Польдо Грабер поднял голову.

— Что? — спросил он удивленно.

— Нет, — повторила Агнес. — Я не дам вам адрес Бенедикта.

— Но это же смешно, — возразил Польдо Грабер. Он встал и оперся кулаками о стол, как бы давая понять Агнес, что ему с трудом удается сдержать себя. — У меня есть на это право, — добавил он.

— Молчите! Не смейте говорить о правах! У вас их никогда не было. Ни на Клару, ни на Барбару. У вас нет права и на Бенедикта. Вы должны оставить его в покое. Он в вас не нуждается.

— Ах вот как, — сказал Польдо Грабер. — Вот что думает маленькая Агнес, которая теперь к тому же состарилась. Маленькая Агнес тогда не уследила за Кларой Вассарей. А позже за Барбарой Лётц. Старая Агнес не сможет уследить и за Бенедиктом.

Он победно рассмеялся, но смех прозвучал фальшиво. Потом он сдвинулся с места. Приблизился к Агнес, которая тоже встала и выставила перед собой стул. Спинка стула доходила ей почти до плеч. За ней она чувствовала себя защищенной. Польдо встал одним коленом на сиденье стула. Агнес почувствовала его дыхание. Ей хотелось отодвинуться, но она заставила себя думать о Бенедикте и осталась на месте. «В сущности, совершенно неважно, что произойдет со мной, — размышляла она, — но мне еще нужно построить этот дом».

— Вы считаете, что у меня не было прав на Клару и на Барбару, — сказал Польдо. — Пусть так. И все же ясно одно. Я им не навязывался. Это они пришли ко мне. Обе. Это же правда, Агнес, ведь так?

— Я знаю только, как обстояло дело с Кларой, — тихо ответила Агнес.

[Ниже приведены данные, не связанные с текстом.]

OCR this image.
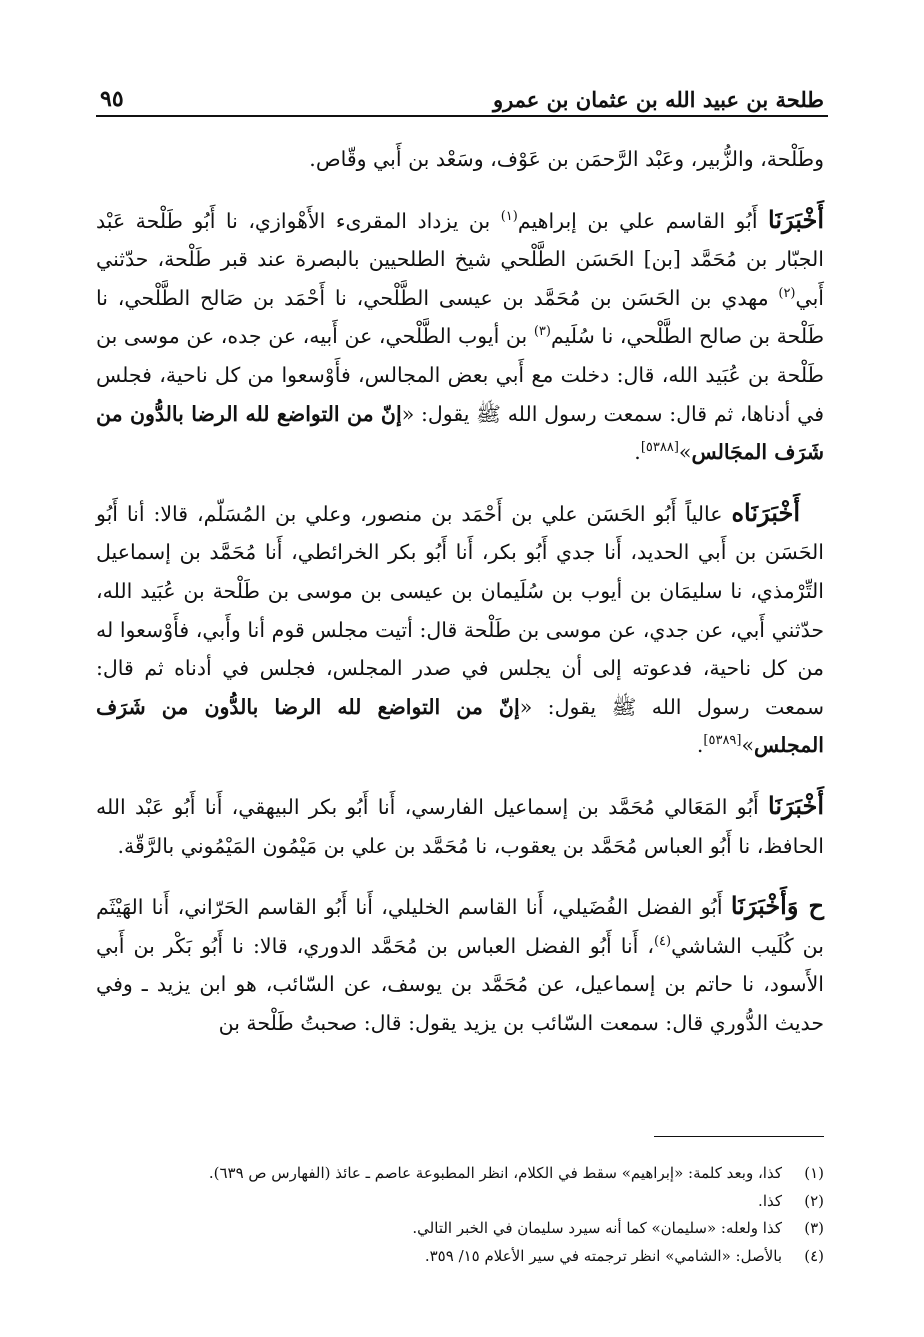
طلحة بن عبيد الله بن عثمان بن عمرو
٩٥

وطَلْحة، والزُّبير، وعَبْد الرَّحمَن بن عَوْف، وسَعْد بن أَبي وقّاص.

أَخْبَرَنَا أَبُو القاسم علي بن إبراهيم$^{(١)}$ بن يزداد المقرىء الأَهْوازي، نا أَبُو طَلْحة عَبْد الجبّار بن مُحَمَّد [بن] الحَسَن الطَّلْحي شيخ الطلحيين بالبصرة عند قبر طَلْحة، حدّثني أَبي$^{(٢)}$ مهدي بن الحَسَن بن مُحَمَّد بن عيسى الطَّلْحي، نا أَحْمَد بن صَالح الطَّلْحي، نا طَلْحة بن صالح الطَّلْحي، نا سُلَيم$^{(٣)}$ بن أيوب الطَّلْحي، عن أَبيه، عن جده، عن موسى بن طَلْحة بن عُبَيد الله، قال: دخلت مع أَبي بعض المجالس، فأَوْسعوا من كل ناحية، فجلس في أدناها، ثم قال: سمعت رسول الله ﷺ يقول: «إنّ من التواضع لله الرضا بالدُّون من شَرَف المجَالس»[٥٣٨٨].

أَخْبَرَنَاه عالياً أَبُو الحَسَن علي بن أَحْمَد بن منصور، وعلي بن المُسَلّم، قالا: أنا أَبُو الحَسَن بن أَبي الحديد، أَنا جدي أَبُو بكر، أَنا أَبُو بكر الخرائطي، أَنا مُحَمَّد بن إسماعيل التِّرْمذي، نا سليمَان بن أيوب بن سُلَيمان بن عيسى بن موسى بن طَلْحة بن عُبَيد الله، حدّثني أَبي، عن جدي، عن موسى بن طَلْحة قال: أتيت مجلس قوم أنا وأَبي، فأَوْسعوا له من كل ناحية، فدعوته إلى أن يجلس في صدر المجلس، فجلس في أدناه ثم قال: سمعت رسول الله ﷺ يقول: «إنّ من التواضع لله الرضا بالدُّون من شَرَف المجلس»[٥٣٨٩].

أَخْبَرَنَا أَبُو المَعَالي مُحَمَّد بن إسماعيل الفارسي، أَنا أَبُو بكر البيهقي، أَنا أَبُو عَبْد الله الحافظ، نا أَبُو العباس مُحَمَّد بن يعقوب، نا مُحَمَّد بن علي بن مَيْمُون المَيْمُوني بالرَّقّة.

ح وَأَخْبَرَنَا أَبُو الفضل الفُضَيلي، أَنا القاسم الخليلي، أَنا أَبُو القاسم الحَرّاني، أَنا الهَيْثَم بن كُلَيب الشاشي$^{(٤)}$، أَنا أَبُو الفضل العباس بن مُحَمَّد الدوري، قالا: نا أَبُو بَكْر بن أَبي الأَسود، نا حاتم بن إسماعيل، عن مُحَمَّد بن يوسف، عن السّائب، هو ابن يزيد ـ وفي حديث الدُّوري قال: سمعت السّائب بن يزيد يقول: قال: صحبتُ طَلْحة بن

(١)
كذا، وبعد كلمة: «إبراهيم» سقط في الكلام، انظر المطبوعة عاصم ـ عائذ (الفهارس ص ٦٣٩).
(٢)
كذا.
(٣)
كذا ولعله: «سليمان» كما أنه سيرد سليمان في الخبر التالي.
(٤)
بالأصل: «الشامي» انظر ترجمته في سير الأعلام ١٥/ ٣٥٩.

— Вы разве не знаете, что Барбара искала меня? Что она непременно хотела познакомиться со мной? Что она приложила все усилия, чтобы заставить наконец меня вмешаться в ее жизнь. У меня никогда не было намерения встречаться с ней. Я не видел в этом никакого смысла. Брать ее с собой я тоже не хотел. Она сама хотела этого. Вы должны видеть все так, как есть, Агнес, а не так, как вам хочется видеть. Барбара не была несчастной со мной все эти годы. Мы очень хорошо ладили друг с другом. То, что ей будет нелегко, она понимала с самого начала. Теперь она мертва. Теперь нелегко мне, Агнес. Без помощи. Я один. Не в состоянии работать. Собственно, мне всегда было тяжело, черт подери, ужасно тяжело, и Бенедикт должен знать и об этом.